«Buggeschütz, Mr. Veitch!«befahl Herrick.»Auf die Entfernung einschießen — zwei, drei Kugeln!»
Beim Krachen des Backbordgeschützes ertönten ein paar Hurras von denen, die vorhin die Kraftdemonstration des Gegners nicht gesehen hatten.
Unter dem Achterdeck wickelten die Kanoniere bereits ihre Halstücher um die Ohren und legten Säbel und Enterbeile zurecht.
«Halbe Kabellänge zu kurz!«sagte Glasson. Doch niemand antwortete ihm.
Das vorderste französische Schiff kam stetig von Backbord auf die Lysander zu. Es segelte so hart am Wind wie möglich; jedes Segel an den dichtgebraßten Rahen war deutlich sichtbar.
Bolitho beobachtete genau, schätzte Zeit und Entfernung ab. Kam es zur Kollision, oder würde er die feindliche Formation durchbrechen? Er mußte unbedingt zwischen die feindlichen Versorgungsschiffe gelangen.
Ein Stakkato aufblitzender gelbroter Feuerzungen beim ersten Schiff; und diesmal war die Breitseite besser gezielt. Der Rumpf der Lysander bebte und schwankte; jaulend flog das Eisen über die Kampanje hinweg.
Gelassen schritt Kipling, der Zweite Offizier, an den Achtzehn-pfündern und ihren reglosen Bedienungen auf und ab. Seinen blanken Degen trug er gegen die Schulter gelehnt wie einen Spazierstock.»Schön ruhig, Jungs!«Er sprach beinahe sanft, als wolle er ein Pferd beruhigen.»Aufpassen und nach vorn sehen!»
Bolitho musterte die Breitfock des Franzosen, gefüllt und hart an ihrer Rah; es sah tatsächlich so aus, als hinge sie an Bugspriet und Klüverbaum der Lysander.
«Zwei Strich abfallen!«befahl er. Grubbs Männer drehten das Rad, und er nickte Herrick zu.»Feuer frei!»

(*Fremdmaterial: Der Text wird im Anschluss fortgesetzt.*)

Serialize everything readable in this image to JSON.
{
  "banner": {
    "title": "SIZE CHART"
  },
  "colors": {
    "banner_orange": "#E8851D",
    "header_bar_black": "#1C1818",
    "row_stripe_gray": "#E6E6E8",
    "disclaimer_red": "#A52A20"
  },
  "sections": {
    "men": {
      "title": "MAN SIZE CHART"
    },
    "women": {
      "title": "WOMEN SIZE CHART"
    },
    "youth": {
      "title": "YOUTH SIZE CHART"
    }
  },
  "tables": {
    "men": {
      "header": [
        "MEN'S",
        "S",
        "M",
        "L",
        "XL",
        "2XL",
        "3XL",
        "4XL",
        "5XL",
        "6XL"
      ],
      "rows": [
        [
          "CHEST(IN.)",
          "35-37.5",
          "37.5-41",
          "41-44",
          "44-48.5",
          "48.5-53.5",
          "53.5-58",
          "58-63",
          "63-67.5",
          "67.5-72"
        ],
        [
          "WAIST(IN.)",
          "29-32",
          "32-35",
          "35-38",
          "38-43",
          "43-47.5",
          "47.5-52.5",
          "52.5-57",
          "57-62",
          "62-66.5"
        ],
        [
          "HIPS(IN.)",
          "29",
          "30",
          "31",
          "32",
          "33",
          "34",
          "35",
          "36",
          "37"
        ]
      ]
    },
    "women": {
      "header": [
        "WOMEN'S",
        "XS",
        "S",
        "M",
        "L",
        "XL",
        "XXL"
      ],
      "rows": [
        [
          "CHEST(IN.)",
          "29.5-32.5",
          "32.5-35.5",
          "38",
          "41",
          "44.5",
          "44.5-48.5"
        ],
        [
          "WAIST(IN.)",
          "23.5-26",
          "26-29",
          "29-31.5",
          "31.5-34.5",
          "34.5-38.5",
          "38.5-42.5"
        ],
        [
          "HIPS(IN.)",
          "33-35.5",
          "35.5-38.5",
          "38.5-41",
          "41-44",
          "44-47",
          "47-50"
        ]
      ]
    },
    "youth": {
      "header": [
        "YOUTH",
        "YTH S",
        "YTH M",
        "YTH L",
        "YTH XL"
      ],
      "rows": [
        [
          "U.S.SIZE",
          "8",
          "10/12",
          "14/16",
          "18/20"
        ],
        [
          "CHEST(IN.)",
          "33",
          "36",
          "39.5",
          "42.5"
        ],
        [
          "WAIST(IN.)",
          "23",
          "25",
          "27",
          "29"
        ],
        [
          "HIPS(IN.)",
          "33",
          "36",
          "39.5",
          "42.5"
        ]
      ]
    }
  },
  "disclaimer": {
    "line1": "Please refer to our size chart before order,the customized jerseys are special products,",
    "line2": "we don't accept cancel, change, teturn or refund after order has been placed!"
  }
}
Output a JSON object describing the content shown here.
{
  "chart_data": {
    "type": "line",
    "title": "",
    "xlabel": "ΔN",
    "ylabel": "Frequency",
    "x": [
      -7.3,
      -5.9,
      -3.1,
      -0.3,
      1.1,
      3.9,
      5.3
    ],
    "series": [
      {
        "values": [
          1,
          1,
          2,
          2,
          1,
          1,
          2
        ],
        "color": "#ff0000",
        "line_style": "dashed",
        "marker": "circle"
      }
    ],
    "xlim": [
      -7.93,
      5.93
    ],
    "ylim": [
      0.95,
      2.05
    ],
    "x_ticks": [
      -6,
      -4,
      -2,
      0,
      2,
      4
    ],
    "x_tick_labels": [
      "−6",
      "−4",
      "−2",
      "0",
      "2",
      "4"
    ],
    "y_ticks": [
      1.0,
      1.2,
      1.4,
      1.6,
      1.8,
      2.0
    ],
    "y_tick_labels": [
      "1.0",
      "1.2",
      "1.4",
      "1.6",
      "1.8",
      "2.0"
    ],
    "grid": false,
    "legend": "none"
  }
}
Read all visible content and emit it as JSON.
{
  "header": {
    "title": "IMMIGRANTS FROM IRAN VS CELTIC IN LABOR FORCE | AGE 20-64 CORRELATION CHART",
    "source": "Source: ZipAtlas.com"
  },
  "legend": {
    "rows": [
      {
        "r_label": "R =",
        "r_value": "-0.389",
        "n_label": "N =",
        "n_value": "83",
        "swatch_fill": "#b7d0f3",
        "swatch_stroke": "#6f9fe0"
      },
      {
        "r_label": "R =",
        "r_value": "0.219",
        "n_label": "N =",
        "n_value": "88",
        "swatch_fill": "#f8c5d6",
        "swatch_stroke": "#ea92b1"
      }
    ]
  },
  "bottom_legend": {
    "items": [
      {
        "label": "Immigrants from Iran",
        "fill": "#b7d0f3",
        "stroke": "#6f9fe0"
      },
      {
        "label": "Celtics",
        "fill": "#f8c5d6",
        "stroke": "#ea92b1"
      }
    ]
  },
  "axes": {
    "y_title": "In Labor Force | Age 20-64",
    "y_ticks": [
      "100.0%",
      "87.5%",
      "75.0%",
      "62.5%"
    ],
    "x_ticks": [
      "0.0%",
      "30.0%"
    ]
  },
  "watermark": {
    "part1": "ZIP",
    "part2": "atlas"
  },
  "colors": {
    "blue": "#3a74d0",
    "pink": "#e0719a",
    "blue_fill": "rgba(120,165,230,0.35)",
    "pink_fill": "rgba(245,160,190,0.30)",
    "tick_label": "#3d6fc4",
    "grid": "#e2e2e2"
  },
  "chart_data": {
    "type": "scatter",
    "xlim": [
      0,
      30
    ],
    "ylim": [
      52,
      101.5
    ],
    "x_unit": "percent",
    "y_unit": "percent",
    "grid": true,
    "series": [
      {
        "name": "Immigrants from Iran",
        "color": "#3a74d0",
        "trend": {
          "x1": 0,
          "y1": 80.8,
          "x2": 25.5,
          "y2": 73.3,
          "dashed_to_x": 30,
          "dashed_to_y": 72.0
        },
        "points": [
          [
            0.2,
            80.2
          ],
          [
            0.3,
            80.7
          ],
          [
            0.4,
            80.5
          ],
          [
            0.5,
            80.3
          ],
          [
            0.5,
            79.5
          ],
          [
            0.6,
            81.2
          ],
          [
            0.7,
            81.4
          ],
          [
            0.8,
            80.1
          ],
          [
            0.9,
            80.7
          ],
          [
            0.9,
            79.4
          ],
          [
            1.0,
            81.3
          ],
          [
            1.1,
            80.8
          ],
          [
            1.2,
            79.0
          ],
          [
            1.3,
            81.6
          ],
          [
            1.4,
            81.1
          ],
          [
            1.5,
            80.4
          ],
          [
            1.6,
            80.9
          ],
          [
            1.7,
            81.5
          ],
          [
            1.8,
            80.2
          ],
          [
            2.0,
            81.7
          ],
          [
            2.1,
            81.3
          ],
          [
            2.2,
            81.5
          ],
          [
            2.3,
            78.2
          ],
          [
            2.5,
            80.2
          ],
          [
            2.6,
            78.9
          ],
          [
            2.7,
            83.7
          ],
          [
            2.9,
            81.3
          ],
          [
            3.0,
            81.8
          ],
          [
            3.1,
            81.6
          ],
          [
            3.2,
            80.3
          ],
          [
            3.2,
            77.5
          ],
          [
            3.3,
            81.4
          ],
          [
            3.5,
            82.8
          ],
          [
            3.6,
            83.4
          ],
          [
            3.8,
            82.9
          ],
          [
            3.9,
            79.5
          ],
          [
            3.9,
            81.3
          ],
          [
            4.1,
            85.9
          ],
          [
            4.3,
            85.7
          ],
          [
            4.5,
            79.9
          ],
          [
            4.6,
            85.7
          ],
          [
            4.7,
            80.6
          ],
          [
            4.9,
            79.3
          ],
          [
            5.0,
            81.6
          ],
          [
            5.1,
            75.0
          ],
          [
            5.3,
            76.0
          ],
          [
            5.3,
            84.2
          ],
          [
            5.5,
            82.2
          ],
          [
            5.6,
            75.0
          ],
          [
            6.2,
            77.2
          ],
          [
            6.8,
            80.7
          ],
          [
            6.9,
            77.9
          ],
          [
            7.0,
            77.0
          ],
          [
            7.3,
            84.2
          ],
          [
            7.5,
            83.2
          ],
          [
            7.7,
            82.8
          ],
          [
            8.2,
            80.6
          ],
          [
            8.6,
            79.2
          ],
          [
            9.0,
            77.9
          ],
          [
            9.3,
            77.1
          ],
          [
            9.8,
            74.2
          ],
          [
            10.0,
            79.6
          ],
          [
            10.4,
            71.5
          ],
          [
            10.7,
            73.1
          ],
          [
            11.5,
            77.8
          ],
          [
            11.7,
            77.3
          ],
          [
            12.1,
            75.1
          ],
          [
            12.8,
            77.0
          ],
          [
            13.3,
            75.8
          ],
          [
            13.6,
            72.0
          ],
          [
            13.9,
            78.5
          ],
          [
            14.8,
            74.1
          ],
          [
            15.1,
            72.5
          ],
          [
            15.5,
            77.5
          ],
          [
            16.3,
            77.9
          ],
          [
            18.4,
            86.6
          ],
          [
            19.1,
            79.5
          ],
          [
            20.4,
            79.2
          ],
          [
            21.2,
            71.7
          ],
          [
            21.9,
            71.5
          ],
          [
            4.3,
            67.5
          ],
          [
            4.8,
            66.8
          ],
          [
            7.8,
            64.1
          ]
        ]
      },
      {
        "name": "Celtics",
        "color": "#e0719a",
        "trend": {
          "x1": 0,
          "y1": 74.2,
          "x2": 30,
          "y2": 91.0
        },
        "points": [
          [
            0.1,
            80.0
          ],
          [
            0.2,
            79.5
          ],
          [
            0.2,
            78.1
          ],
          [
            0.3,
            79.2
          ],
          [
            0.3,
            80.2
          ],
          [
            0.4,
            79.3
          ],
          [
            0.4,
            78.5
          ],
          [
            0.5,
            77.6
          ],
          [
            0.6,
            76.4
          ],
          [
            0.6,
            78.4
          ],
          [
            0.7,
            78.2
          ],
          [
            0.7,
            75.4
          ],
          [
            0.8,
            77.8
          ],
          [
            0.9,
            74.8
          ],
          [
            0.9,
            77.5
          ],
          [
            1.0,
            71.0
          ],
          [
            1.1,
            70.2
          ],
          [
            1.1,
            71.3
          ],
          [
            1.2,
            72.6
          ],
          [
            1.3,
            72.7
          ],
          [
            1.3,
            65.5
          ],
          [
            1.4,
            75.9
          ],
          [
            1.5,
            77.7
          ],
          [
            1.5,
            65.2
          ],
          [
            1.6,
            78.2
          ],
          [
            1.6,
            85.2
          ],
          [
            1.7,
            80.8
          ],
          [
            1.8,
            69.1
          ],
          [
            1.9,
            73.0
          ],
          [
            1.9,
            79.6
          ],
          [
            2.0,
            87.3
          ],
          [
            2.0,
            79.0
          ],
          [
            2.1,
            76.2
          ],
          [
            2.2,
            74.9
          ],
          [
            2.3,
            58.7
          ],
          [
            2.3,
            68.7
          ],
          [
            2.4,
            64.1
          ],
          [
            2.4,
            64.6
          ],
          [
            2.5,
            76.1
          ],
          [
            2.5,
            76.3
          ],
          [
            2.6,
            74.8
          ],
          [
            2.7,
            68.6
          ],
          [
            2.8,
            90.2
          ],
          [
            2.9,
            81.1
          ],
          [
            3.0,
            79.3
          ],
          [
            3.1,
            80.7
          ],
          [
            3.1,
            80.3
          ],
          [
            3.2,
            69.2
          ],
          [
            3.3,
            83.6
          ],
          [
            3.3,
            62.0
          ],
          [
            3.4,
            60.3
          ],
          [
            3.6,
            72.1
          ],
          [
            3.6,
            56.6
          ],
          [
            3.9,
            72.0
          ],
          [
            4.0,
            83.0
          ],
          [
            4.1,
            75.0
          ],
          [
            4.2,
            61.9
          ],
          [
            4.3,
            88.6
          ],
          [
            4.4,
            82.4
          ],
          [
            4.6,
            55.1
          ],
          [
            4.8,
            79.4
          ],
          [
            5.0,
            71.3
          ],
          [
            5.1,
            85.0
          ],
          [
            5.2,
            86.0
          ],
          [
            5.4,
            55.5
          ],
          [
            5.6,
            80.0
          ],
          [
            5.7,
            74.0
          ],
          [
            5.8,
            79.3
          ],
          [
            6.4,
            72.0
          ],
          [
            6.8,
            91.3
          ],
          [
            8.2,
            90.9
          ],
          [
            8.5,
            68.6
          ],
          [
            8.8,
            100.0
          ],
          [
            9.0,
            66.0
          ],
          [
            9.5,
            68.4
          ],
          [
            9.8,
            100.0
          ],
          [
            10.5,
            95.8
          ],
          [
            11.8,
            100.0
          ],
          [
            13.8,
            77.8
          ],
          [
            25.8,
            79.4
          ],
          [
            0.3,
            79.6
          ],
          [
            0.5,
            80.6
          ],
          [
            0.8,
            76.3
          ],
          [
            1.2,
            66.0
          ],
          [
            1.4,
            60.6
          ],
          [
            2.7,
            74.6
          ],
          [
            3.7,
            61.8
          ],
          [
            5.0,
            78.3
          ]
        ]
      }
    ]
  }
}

Vom Vorschiff bis achtern feuerten die Backbordgeschütze der Lysander, wurden neu geladen und feuerten wieder. Rauch und Flammen spuckten ihre Stückpforten, die Züge quietschten, wenn die Mannschaften die Kanonen für die nächste Breitseite ausführen.
Bolitho spürte das wilde Aufbäumen des Decks beim Rückstoß der Geschütze. Die Augen schmerzten ihn, als er sein Glas über den Backbordbug richtete: die Segel des Franzosen zuckten und rissen dann unter der Salve.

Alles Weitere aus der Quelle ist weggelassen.